Maybe It’s Not Your Battery: What Can a Bad Engine Ground Cause?

If your vehicle has trouble starting or if certain electrical elements aren’t working properly, you might think your battery is at fault. However, there is another major component of your automobile that might be broken or malfunctioning: the engine ground.

A bad engine ground can produce multiple symptoms that range from a nuisance to making your car undrivable. Here’s how you might know if you have a broken ground cable and what to do if you believe that’s the root of your problems.

Image by StockSnap from Pixabay

What Is the Engine Ground in a Car or Truck?

The engine ground in your vehicle can go by several different names:

  • Ground cable
  • Engine ground cable
  • Ground wire
  • Negative battery cable
  • Ground strap

This part is an essential element of your vehicle’s electrical system. It runs between the chassis and the battery’s negative terminal. (A second ground strap lies between the engine and the body.)

Any electrical current used in your vehicle runs through the ground cable. As a ground, it dissipates electrical charges and helps prevent dangerous electrical shock.

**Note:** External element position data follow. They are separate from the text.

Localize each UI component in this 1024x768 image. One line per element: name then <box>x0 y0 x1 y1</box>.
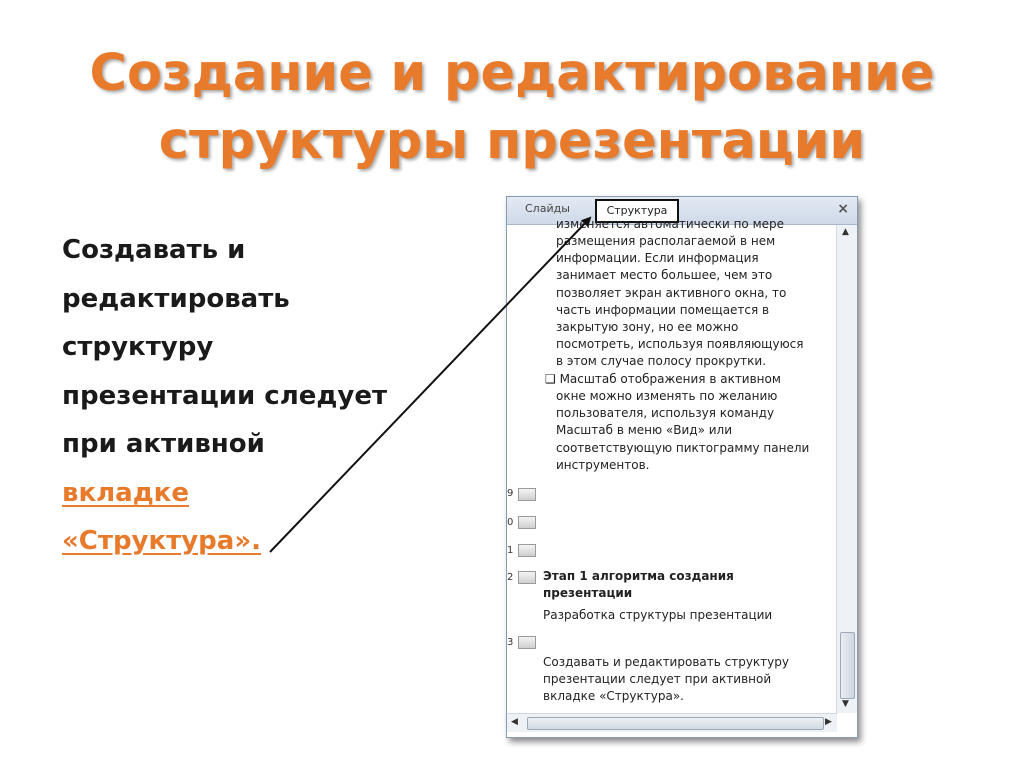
slide-body-text: презентации следует при активной <box>543 672 772 686</box>
scroll-left-icon[interactable]: ◀ <box>511 717 518 727</box>
outline-text-line: инструментов. <box>556 458 650 472</box>
outline-text-line: часть информации помещается в <box>556 303 770 317</box>
slide-number: 9 <box>507 488 514 499</box>
slide-number: 3 <box>507 637 514 648</box>
outline-text-line: изменяется автоматически по мере <box>556 217 785 231</box>
slide-number: 1 <box>507 545 514 556</box>
outline-text-line: соответствующую пиктограмму панели <box>556 441 810 455</box>
body-line: при активной <box>62 429 265 459</box>
tab-outline[interactable]: Структура <box>595 199 679 223</box>
outline-text-line: Масштаб в меню «Вид» или <box>556 423 733 437</box>
outline-text-line: в этом случае полосу прокрутки. <box>556 354 767 368</box>
outline-text-line: посмотреть, используя появляющуюся <box>556 337 804 351</box>
slide-body-text: вкладке «Структура». <box>543 689 684 703</box>
slide-title-text: Этап 1 алгоритма создания <box>543 569 734 583</box>
outline-text-line: размещения располагаемой в нем <box>556 234 776 248</box>
outline-text-line: закрытую зону, но ее можно <box>556 320 739 334</box>
body-line: презентации следует <box>62 380 388 411</box>
outline-text-line: позволяет экран активного окна, то <box>556 286 787 300</box>
body-line: структуру <box>62 332 214 362</box>
outline-bullet-line: ❑ Масштаб отображения в активном <box>545 372 781 386</box>
slide-body-text: Создавать и редактировать структуру <box>543 655 789 669</box>
scroll-up-icon[interactable]: ▲ <box>842 227 849 237</box>
body-line: Создавать и <box>62 235 246 265</box>
tab-slides[interactable]: Слайды <box>525 202 570 215</box>
outline-tab-link[interactable]: вкладке <box>62 477 189 508</box>
outline-text-line: окне можно изменять по желанию <box>556 389 778 403</box>
outline-text-line: пользователя, используя команду <box>556 406 775 420</box>
slide-title-line1: Создание и редактирование <box>89 44 935 103</box>
outline-tab-link-quote[interactable]: «Структура». <box>62 526 261 556</box>
scroll-right-icon[interactable]: ▶ <box>825 717 832 727</box>
slide-number: 0 <box>507 517 514 528</box>
slide-body-text: Разработка структуры презентации <box>543 608 773 622</box>
scroll-down-icon[interactable]: ▼ <box>842 699 849 709</box>
close-icon[interactable]: × <box>837 201 849 217</box>
body-line: редактировать <box>62 283 290 314</box>
slide-title-line2: структуры презентации <box>158 112 866 171</box>
slide-number: 2 <box>507 572 514 583</box>
slide-title-text: презентации <box>543 586 633 600</box>
outline-text-line: занимает место большее, чем это <box>556 268 773 282</box>
outline-text-line: информации. Если информация <box>556 251 759 265</box>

Bad Engine Block Ground Symptoms

What can a bad engine ground cause? You name it! Any of these problems, individually or sometimes in combination, could be caused by a faulty engine ground:

Vehicle won’t start

One key symptom of a bad engine ground is a vehicle that won’t start or only starts intermittently. It’s easy to blame the battery, the alternator, or the starter, but a faulty ground cable is a feasible cause.

Wear on battery

Because your car or truck won’t start reliably, you may be jump-starting it often. That, plus uncontrolled electrical current, could be putting strain on what was a perfectly good battery. When tested, it may be low on power, or you may be told you need to prematurely replace a battery.

Flickering or dimming lights

Just like when you have low electrical power in your house or loose wires in your home’s electrical system, you can have vehicle lights that flicker or dim with a bad engine ground. This includes headlights, tail lights, brake lights, and dome lights inside the automobile.

Malfunctioning electrical components

Other components of the vehicle that rely on electrical power supply are likely to be affected by a faulty ground cable too. Examples include:

  • Radio and sound system
  • GPS navigation
  • Heating and air conditioning
  • Power window function
  • Cruise control
  • Horn
  • Power steering
  • Dashboard gauges
  • Windshield wipers

While being without your radio or cruise control is more of a nuisance, problems with your power steering, dashboard control panel, wipers, and horn affect safety.

Poor fuel efficiency

Your fuel delivery system may also be influenced by a bad ground strap. Therefore, you might be making more trips to the pump than you normally do.

Engine misfiring

Disruption of the ignition system may also cause engine malfunction. Misfiring is common, as is stalling and strange idling problems. This poses undue wear on the engine, which you want to avoid. Obviously, stalling can put you, a family driver, or an employee at risk of an accident.

Buzzing and crackling noises

Any time you have electrical current problems — whether in your home or in your car — you can often hear it. With a bad ground cable, you might notice electrical noise in the vicinity of the engine or electrical components. Crackling and buzzing are indicative of excess (uncontrolled through proper resistance) electricity or gaps in wiring associated with a loose cable.

What Causes a Ground Strap to Break or Malfunction?

There are a couple of reasons a ground strap can fail on you. Often, it’s a case of wear and tear with older vehicles or those that take a lot of abuse, like fleet and work vehicles or cars used for long daily commutes.

If you frequently drive on bumpy terrain, the ground cable attachment can also come loose. This gives the impression of a broken ground.

Ocean air (common here in Vancouver, BC) and road salt used across Canada can also cause corrosion of metal parts, including the ground cable. If you’ve had other problems due to this phenomenon, it wouldn’t be unusual for corrosion to affect your ground strap as well.

Sometimes the ground cable can be worn, loosened, or broken by animals that get under the hood. Mice, chipmunks, rats, and squirrels often take refuge in vehicles in cold weather. Look for chewed wires or insulation in other parts of the van or car too.

Fixing a Broken Ground Strap Is NOT a Do-It-Yourself Project

You might be able to look under the hood and see the ground broken. However, this doesn’t mean repairing the ground cable is a DIY job. Especially when dealing with electrical components, it’s best to have the wire replaced by a professional.

First, there’s the risk of electrical shock if you try to install a new ground cable yourself. Second, if you don’t do the job correctly, you could permanently damage electrical components in your car or truck. Is your vehicle still under warranty? You would likely void the warranty by putting in a new cable yourself.

Don’t try to drive with a bad ground cable, particularly given the safety concerns raised above. Make an appointment with your mechanic as soon as possible, both to fix the ground issue and to protect other elements of your vehicle from further damage.